Eastman Kodak Co. expects to take a loss between $12 million and $17 million in restructuring and related charges if it completes the sale of its Kettering-based Prosper print business, the company said in a federal filing.
The company announced in March 2016 that it wanted to sell the commercial inkjet business, which accounts for more than $80 million in sales for Kodak.
About 400 people work at Kodak’s office and labs at the Miami Research Park in Kettering and a major part of its business there is the Prosper inkjet program. The site is Kodak’s largest operation outside of its headquarters in Rochester, N.Y.
In its most recent quarterly earnings report released in November, Kodak CEO Jeff Clarke said the company continues to shop its Prosper inkjet business and the company said the deal should be finalized sometime this year.

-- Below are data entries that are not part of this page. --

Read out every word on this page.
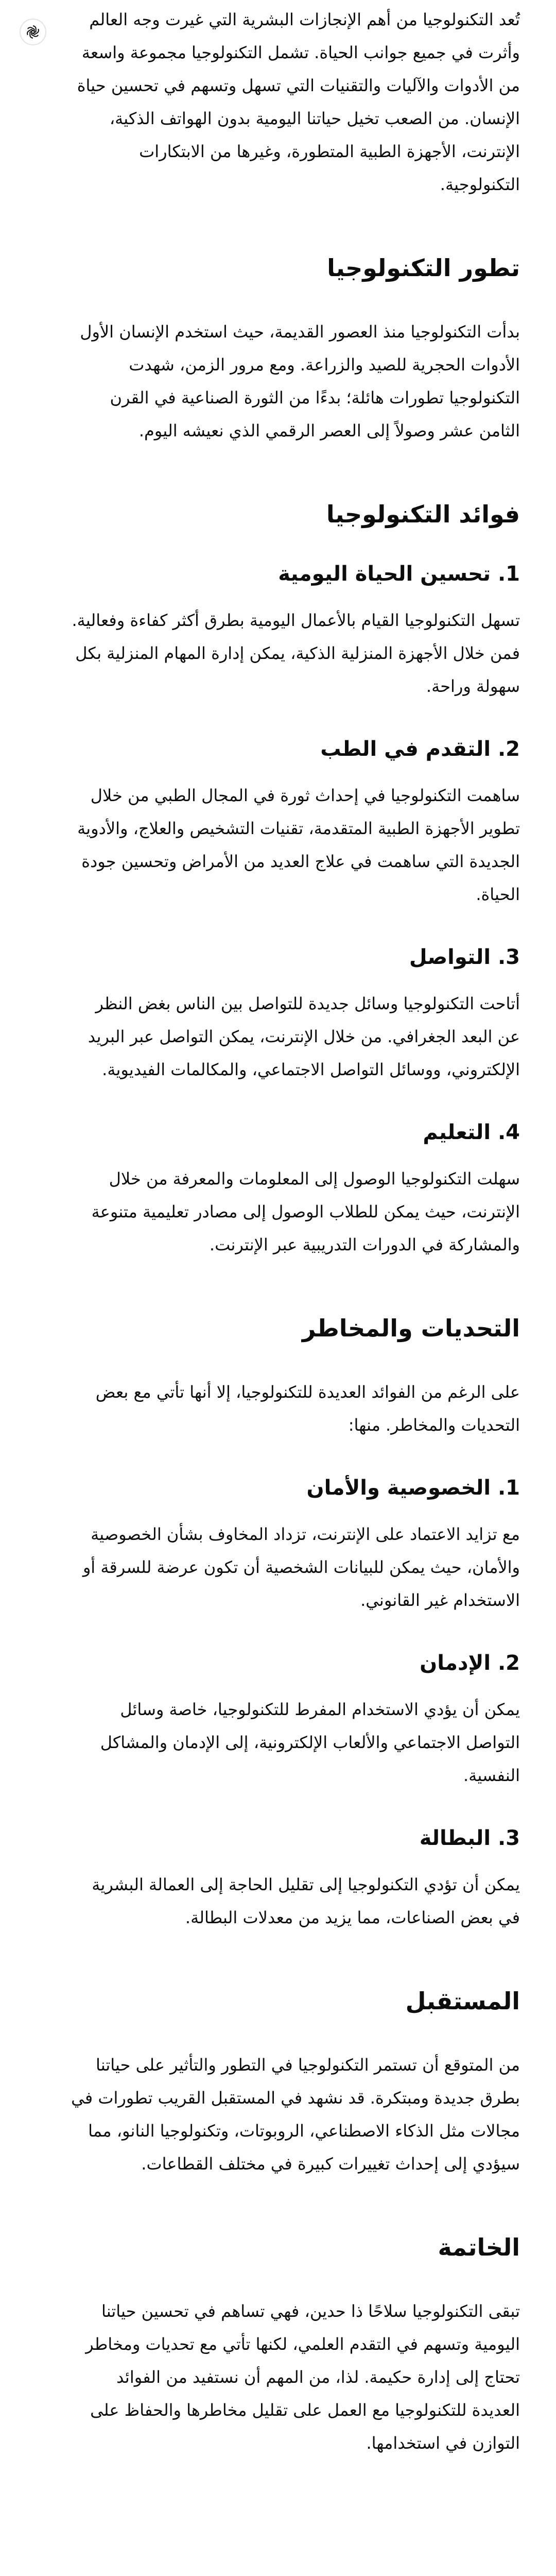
تُعد التكنولوجيا من أهم الإنجازات البشرية التي غيرت وجه العالم وأثرت في جميع جوانب الحياة. تشمل التكنولوجيا مجموعة واسعة من الأدوات والآليات والتقنيات التي تسهل وتسهم في تحسين حياة الإنسان. من الصعب تخيل حياتنا اليومية بدون الهواتف الذكية، الإنترنت، الأجهزة الطبية المتطورة، وغيرها من الابتكارات التكنولوجية.

تطور التكنولوجيا

بدأت التكنولوجيا منذ العصور القديمة، حيث استخدم الإنسان الأول الأدوات الحجرية للصيد والزراعة. ومع مرور الزمن، شهدت التكنولوجيا تطورات هائلة؛ بدءًا من الثورة الصناعية في القرن الثامن عشر وصولاً إلى العصر الرقمي الذي نعيشه اليوم.

فوائد التكنولوجيا
1. تحسين الحياة اليومية

تسهل التكنولوجيا القيام بالأعمال اليومية بطرق أكثر كفاءة وفعالية. فمن خلال الأجهزة المنزلية الذكية، يمكن إدارة المهام المنزلية بكل سهولة وراحة.

2. التقدم في الطب

ساهمت التكنولوجيا في إحداث ثورة في المجال الطبي من خلال تطوير الأجهزة الطبية المتقدمة، تقنيات التشخيص والعلاج، والأدوية الجديدة التي ساهمت في علاج العديد من الأمراض وتحسين جودة الحياة.

3. التواصل

أتاحت التكنولوجيا وسائل جديدة للتواصل بين الناس بغض النظر عن البعد الجغرافي. من خلال الإنترنت، يمكن التواصل عبر البريد الإلكتروني، ووسائل التواصل الاجتماعي، والمكالمات الفيديوية.

4. التعليم

سهلت التكنولوجيا الوصول إلى المعلومات والمعرفة من خلال الإنترنت، حيث يمكن للطلاب الوصول إلى مصادر تعليمية متنوعة والمشاركة في الدورات التدريبية عبر الإنترنت.

التحديات والمخاطر

على الرغم من الفوائد العديدة للتكنولوجيا، إلا أنها تأتي مع بعض التحديات والمخاطر. منها:

1. الخصوصية والأمان

مع تزايد الاعتماد على الإنترنت، تزداد المخاوف بشأن الخصوصية والأمان، حيث يمكن للبيانات الشخصية أن تكون عرضة للسرقة أو الاستخدام غير القانوني.

2. الإدمان

يمكن أن يؤدي الاستخدام المفرط للتكنولوجيا، خاصة وسائل التواصل الاجتماعي والألعاب الإلكترونية، إلى الإدمان والمشاكل النفسية.

3. البطالة

يمكن أن تؤدي التكنولوجيا إلى تقليل الحاجة إلى العمالة البشرية في بعض الصناعات، مما يزيد من معدلات البطالة.

المستقبل

من المتوقع أن تستمر التكنولوجيا في التطور والتأثير على حياتنا بطرق جديدة ومبتكرة. قد نشهد في المستقبل القريب تطورات في مجالات مثل الذكاء الاصطناعي، الروبوتات، وتكنولوجيا النانو، مما سيؤدي إلى إحداث تغييرات كبيرة في مختلف القطاعات.

الخاتمة

تبقى التكنولوجيا سلاحًا ذا حدين، فهي تساهم في تحسين حياتنا اليومية وتسهم في التقدم العلمي، لكنها تأتي مع تحديات ومخاطر تحتاج إلى إدارة حكيمة. لذا، من المهم أن نستفيد من الفوائد العديدة للتكنولوجيا مع العمل على تقليل مخاطرها والحفاظ على التوازن في استخدامها.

Kodak expects that between $3 million and $5 million in separation benefits costs for employees at the Kettering plant will require cash expenditures related to special termination benefits from the company’s pension plans, the Rochester Democrat and Chronicle reported.
When Kodak purchased the Kettering inkjet operation, the products developed and manufactured there were called Versamark. After the acquisition, Kodak invested in new technology development in Kettering that is now known as Prosper.
The company introduced the Kodak Prosper 1000 Plus Press in February 2015, calling the product developed in Kettering “the world’s fastest black and white inkjet press.” The Prosper press can print at speeds up to 4,364 pages per minute, allowing book publishers to produce shorter print runs more quickly and profitably, officials said.
Founded in 1880, Kodak was a pioneer in the print and movie film industries. In recent times, the company has struggled as more people use digital products. Since 2012, the company has laid off more than 3,500 employees in the United States.